Fannie Mae prepares to sell foreclosed properties in South LA



imageThere’s a house on East Adams Boulevard in South Central Los Angeles where broken windows are covered by cardboard and wrapping paper. Cockroaches crawl in water glasses and a ratty extension cord connecting a generator to a bare fluorescent bulb is stapled to the ceiling.

This house is in foreclosure under Fannie Mae. It’s also home to three families – 17 people total, including 11 children.

“There’s little baby cockroaches crawling in that cupboard. You want to take a souvenir?” Haide Clemente laughed. She’s a stay-at-home mother in this house. Her husband works in a factory, making parts for cars and airplanes.

One of the families had been there for nine years when foreclosure proceedings started last spring. The family says Fannie Mae stopped telling them where to send their rent checks and the lender still hasn’t answered their calls. In September, they stopped paying rent. Their electricity was cut off.

Strategic Action for a Just Economy, or SAJE, opened the house to public visits on Thursday. Executive Director Paulina Gonzalez says there are many Fannie Mae homes like it.

“They have dozens of properties in South Los Angeles, in Southeast Los Angeles, that are in foreclosure. They’re preparing to sell their properties and become equity owners, and we’re here to ask Fannie Mae, is Fannie Mae going to be Los Angeles’s newest slumlord?”

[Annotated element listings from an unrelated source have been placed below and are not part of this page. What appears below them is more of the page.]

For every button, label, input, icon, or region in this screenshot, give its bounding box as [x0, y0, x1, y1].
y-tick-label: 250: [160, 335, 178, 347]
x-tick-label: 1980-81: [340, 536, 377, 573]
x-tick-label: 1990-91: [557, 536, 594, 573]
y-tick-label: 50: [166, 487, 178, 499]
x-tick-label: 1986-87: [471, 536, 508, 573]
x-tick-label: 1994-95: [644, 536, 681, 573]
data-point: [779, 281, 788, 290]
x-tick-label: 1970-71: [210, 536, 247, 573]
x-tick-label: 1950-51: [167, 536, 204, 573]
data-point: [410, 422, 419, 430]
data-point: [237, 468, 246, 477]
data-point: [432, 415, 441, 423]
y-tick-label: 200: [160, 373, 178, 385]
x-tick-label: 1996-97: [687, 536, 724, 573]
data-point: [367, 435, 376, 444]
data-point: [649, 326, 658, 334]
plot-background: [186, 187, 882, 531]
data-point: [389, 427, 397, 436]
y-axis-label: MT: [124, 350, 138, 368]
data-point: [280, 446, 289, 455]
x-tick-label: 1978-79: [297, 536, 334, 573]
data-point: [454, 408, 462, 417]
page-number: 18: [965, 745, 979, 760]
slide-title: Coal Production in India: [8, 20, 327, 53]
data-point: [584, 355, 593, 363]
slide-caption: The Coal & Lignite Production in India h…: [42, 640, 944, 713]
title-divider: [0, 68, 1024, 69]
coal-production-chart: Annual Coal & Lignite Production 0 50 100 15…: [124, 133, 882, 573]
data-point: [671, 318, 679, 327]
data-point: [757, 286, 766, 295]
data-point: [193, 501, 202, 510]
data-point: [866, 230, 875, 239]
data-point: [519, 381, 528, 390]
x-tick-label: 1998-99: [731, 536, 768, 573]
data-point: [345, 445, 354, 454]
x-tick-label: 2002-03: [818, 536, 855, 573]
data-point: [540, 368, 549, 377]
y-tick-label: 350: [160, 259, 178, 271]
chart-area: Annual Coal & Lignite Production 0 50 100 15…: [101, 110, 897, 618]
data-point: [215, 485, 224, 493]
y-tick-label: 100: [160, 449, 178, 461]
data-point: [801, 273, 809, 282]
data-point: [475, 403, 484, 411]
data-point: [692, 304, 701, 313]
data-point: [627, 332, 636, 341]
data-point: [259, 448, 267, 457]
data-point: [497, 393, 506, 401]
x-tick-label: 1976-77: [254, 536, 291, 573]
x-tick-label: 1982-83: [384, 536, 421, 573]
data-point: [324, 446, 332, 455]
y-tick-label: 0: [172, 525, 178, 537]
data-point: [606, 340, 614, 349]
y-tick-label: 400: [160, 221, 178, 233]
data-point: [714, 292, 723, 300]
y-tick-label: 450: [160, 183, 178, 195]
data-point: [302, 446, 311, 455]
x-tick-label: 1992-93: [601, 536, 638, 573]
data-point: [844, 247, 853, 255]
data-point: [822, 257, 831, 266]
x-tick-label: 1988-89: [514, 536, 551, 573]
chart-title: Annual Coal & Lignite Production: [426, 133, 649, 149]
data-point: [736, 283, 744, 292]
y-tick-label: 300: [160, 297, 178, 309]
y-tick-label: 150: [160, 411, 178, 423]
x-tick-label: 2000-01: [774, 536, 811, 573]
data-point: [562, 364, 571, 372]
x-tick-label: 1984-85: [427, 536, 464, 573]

On Monday Fannie Mae announced a plan to let one investors buy whole chunks of houses in cities hit hardest by the mortgage crisis, including about 600 properties in Los Angeles and Riverside.

In California, and maybe nationwide, the Federal Housing Finance Agency will chose one new owner after a rigorous application process.

But Nancy Ibrahim, Executive Director of Esperanza Community Housing Corporation, says tenants also need to know their rights.

“A lot of people tragically end up in a situation like this not only because of Fannie Mae but because of many, many other banks, and they disappear so quickly that we can’t even inform them of their tenant rights.”

For example, SAJE says Clemente’s family accepted two thousand dollars from a “Cash for Keys” program to help cover their moving costs. They could have gotten nine times as much help through government programs. They just didn’t know about them. And Fannie Mae isn’t responsible for that.

Fannie Mae could not be reached for comment by the time of our broadcast.